I have an accurate Water Profile created from a lab sample for the water in my area.

I normally use 1/2 a Campden tablet for each batch to eliminate Chlorine from the water.

How can I reflect this in my Water Profile? Is setting the "Chloride" field to 0 appropriate?

Adding a Campden tablet to the Recipe doesn't seem to have any effect on any values in the Water tab.
 
You are correct. BeerSmith3 will not add sodium and sulfate to the water profile from campden additions. The only things that affect water in BeerSmith3 are the additions on the water tab (or in the water profile tool): gypsum, table salt, epsom salt, calcium chloride, baking soda and chalk. Calcium hydroxide (pickling lime) is something that many brewers use and would like to see added, as well as the contributions from campden. BeerSmith3 does a much better job of dealing with water than BeerSmith2, but it sill has serious shortcomings.
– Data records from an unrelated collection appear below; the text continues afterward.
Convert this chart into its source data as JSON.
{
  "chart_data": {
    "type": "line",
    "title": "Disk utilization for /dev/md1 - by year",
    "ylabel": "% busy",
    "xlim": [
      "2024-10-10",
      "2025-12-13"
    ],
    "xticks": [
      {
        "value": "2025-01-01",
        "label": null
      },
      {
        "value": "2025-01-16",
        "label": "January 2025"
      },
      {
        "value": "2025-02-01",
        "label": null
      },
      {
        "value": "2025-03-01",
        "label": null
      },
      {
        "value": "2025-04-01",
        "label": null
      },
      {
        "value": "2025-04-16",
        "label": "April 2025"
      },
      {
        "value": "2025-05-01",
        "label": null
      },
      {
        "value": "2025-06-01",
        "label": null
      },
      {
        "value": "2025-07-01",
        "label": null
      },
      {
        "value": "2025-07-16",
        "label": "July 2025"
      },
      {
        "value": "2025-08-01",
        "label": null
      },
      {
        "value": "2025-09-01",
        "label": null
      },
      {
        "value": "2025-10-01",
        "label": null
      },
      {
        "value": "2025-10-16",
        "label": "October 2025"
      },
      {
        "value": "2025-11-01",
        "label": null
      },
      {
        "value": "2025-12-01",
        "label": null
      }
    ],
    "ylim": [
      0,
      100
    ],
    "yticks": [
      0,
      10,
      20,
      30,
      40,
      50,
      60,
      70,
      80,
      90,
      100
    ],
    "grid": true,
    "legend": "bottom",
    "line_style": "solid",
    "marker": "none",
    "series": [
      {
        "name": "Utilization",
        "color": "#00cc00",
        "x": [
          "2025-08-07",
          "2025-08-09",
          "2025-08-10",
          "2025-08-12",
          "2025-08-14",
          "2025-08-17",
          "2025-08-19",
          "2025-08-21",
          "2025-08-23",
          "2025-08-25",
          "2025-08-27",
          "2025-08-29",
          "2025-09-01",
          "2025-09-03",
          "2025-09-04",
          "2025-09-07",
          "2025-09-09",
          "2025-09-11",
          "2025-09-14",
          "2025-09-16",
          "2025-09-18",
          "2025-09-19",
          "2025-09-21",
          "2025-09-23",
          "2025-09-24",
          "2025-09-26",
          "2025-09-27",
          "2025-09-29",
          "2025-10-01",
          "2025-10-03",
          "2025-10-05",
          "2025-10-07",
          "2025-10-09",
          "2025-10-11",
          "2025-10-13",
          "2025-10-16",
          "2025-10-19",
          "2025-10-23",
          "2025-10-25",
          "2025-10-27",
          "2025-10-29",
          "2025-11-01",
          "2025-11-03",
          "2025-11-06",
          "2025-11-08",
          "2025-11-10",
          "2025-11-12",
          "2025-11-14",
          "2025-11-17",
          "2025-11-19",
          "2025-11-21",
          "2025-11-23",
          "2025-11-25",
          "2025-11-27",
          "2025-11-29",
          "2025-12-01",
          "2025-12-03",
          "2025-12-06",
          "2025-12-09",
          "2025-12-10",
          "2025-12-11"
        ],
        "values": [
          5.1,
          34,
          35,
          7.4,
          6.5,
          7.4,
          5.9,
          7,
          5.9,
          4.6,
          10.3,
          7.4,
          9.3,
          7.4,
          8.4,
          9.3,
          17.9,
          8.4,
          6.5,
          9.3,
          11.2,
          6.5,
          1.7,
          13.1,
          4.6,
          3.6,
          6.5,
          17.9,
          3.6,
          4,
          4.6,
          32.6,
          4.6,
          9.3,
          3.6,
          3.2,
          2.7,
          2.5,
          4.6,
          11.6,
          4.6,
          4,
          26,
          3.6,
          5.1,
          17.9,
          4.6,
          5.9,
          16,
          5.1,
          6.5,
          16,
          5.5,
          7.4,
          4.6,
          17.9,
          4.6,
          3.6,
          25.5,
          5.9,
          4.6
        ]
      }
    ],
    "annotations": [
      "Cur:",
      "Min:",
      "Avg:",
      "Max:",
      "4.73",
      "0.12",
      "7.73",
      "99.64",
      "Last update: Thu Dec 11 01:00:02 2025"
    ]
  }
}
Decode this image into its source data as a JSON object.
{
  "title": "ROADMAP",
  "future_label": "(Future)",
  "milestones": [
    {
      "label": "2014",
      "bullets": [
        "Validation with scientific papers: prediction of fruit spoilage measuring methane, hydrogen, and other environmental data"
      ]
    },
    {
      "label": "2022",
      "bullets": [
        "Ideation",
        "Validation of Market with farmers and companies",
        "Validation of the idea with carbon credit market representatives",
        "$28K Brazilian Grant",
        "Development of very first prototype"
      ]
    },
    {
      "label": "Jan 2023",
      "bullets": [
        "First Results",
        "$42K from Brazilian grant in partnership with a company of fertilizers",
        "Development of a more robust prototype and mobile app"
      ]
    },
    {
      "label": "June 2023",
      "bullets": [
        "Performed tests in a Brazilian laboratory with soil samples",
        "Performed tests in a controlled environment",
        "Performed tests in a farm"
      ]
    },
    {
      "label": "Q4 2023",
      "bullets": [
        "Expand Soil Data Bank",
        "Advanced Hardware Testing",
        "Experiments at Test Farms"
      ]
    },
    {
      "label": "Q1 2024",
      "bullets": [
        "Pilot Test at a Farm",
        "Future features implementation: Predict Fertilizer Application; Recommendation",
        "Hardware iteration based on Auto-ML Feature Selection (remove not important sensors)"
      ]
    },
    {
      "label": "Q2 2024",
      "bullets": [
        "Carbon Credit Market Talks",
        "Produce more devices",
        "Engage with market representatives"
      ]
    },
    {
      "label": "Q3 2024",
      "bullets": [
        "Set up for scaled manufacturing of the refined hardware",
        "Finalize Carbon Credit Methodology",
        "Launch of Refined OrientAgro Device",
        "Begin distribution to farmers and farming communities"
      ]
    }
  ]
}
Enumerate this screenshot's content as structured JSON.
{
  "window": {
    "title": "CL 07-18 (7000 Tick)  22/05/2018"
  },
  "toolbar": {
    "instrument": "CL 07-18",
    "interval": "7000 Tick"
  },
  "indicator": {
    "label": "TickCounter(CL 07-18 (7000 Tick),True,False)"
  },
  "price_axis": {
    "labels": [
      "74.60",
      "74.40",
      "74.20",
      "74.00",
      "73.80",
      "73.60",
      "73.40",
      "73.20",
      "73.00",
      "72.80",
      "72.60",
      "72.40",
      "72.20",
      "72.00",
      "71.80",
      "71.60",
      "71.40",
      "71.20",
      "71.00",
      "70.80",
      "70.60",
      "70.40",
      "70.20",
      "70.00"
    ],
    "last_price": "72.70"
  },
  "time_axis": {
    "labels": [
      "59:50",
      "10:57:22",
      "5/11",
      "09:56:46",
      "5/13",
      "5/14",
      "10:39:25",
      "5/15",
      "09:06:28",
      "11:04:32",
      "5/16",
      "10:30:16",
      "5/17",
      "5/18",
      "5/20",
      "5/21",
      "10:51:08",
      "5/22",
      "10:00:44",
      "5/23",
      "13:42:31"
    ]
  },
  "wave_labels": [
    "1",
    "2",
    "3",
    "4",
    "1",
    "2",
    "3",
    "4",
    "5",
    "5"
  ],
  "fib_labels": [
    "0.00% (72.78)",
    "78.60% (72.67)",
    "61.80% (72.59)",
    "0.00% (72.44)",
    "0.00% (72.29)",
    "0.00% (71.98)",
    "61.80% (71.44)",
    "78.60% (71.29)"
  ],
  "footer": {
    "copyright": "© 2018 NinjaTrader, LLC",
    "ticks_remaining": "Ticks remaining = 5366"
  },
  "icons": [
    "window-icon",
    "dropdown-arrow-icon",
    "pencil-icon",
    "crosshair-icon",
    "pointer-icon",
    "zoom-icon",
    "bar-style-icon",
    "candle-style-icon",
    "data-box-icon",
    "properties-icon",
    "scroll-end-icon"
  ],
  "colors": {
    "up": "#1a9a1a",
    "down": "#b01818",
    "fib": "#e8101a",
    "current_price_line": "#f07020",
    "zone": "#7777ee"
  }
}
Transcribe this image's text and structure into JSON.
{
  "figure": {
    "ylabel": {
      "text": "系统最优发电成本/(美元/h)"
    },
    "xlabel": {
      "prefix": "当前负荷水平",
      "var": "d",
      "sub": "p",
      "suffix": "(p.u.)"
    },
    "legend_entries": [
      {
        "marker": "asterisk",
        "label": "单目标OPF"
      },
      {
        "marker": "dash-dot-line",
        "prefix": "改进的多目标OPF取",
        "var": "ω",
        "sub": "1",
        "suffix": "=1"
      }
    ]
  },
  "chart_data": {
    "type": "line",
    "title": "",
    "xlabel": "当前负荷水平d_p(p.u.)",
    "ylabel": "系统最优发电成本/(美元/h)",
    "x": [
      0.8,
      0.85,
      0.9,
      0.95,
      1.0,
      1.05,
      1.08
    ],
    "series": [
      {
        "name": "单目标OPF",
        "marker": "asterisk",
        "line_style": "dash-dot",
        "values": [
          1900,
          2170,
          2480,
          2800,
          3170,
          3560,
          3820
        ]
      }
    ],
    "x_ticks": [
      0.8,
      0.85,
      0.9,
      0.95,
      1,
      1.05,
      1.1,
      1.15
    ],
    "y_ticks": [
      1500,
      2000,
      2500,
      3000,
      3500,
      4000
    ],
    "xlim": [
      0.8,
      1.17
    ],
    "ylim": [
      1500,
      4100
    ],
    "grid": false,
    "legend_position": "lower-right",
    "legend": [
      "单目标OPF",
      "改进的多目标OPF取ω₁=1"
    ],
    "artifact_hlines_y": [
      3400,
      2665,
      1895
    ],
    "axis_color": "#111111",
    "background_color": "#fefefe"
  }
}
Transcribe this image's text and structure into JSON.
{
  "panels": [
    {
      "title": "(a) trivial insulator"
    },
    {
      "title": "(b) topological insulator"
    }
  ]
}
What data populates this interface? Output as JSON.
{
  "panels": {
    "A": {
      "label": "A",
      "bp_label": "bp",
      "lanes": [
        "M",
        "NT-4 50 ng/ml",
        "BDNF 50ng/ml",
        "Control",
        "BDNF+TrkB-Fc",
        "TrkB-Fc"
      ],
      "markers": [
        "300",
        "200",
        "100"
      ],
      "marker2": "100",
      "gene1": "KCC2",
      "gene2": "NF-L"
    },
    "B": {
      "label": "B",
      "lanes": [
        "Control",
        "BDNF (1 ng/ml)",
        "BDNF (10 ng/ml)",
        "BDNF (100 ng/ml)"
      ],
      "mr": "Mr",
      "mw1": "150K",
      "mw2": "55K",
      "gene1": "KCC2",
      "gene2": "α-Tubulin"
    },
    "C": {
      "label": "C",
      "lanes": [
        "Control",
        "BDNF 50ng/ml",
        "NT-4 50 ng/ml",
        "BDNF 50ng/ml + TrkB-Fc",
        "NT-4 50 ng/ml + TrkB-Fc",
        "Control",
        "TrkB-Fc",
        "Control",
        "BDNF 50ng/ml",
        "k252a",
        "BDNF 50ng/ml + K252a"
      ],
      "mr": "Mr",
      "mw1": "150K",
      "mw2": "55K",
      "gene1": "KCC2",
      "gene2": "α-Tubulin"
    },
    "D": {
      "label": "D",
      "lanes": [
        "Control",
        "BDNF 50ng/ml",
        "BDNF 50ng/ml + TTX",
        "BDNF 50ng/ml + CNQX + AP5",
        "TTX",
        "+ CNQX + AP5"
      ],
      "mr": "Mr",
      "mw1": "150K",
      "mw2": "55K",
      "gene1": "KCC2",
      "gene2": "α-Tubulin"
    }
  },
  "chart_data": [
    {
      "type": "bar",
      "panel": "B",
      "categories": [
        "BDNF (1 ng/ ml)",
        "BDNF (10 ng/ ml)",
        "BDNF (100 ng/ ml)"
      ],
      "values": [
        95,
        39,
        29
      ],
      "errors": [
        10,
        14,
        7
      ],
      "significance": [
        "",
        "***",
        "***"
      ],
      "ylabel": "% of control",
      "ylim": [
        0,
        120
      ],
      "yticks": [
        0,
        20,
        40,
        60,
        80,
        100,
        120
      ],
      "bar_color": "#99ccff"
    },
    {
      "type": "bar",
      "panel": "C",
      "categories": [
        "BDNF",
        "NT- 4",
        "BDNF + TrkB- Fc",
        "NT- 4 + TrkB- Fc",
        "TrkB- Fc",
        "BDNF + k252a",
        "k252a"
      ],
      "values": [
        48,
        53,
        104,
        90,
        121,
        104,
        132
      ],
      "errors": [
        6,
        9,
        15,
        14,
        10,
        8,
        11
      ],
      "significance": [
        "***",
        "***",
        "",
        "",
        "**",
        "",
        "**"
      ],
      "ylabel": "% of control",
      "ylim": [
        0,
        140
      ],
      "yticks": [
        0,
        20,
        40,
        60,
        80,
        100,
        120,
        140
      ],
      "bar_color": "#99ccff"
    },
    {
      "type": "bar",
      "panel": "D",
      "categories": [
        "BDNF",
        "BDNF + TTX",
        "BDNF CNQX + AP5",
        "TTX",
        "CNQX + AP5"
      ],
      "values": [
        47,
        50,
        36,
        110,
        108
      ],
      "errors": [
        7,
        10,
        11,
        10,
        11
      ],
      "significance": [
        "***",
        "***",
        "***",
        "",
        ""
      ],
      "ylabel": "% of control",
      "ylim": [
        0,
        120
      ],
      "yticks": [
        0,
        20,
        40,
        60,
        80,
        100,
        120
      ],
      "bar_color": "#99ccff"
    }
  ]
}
Bru'nWater can properly deal with campden and calcium hydroxide, and I would recommend using it.
https://www.brunwater.com/

--GF
 
x3la said:
I normally use 1/2 a Campden tablet for each batch to eliminate Chlorine from the water.

The amount of campden used (there are two types, soduim metabisulfite and potassuim metabisulfite) is dependent on the amount of chlorine or chloromine in your water.

As a rule of thumb, you get 1:1 mg/l chloride from chlorine or chloromine. You get about 1.25:1 sulfate in the same retaction. Excess metabisulfate is converted into sulfur dioxide (the kill power for wine making) which is reduced into sulfate in the mash and/or boiled off in standing hot water.

Most municipalities use about 3 mg/l chlorine. This is a very, very small amount of chloride and sulfate to account for. It's probably lost in the noise of water mineral variations during the year and by minor variations in your water use per batch. If you're adding minerals, then all bets are off because there is such a wide target range for any water profile. It's your call to decide if chasing the exact number is worth the extra tracking and record keeping.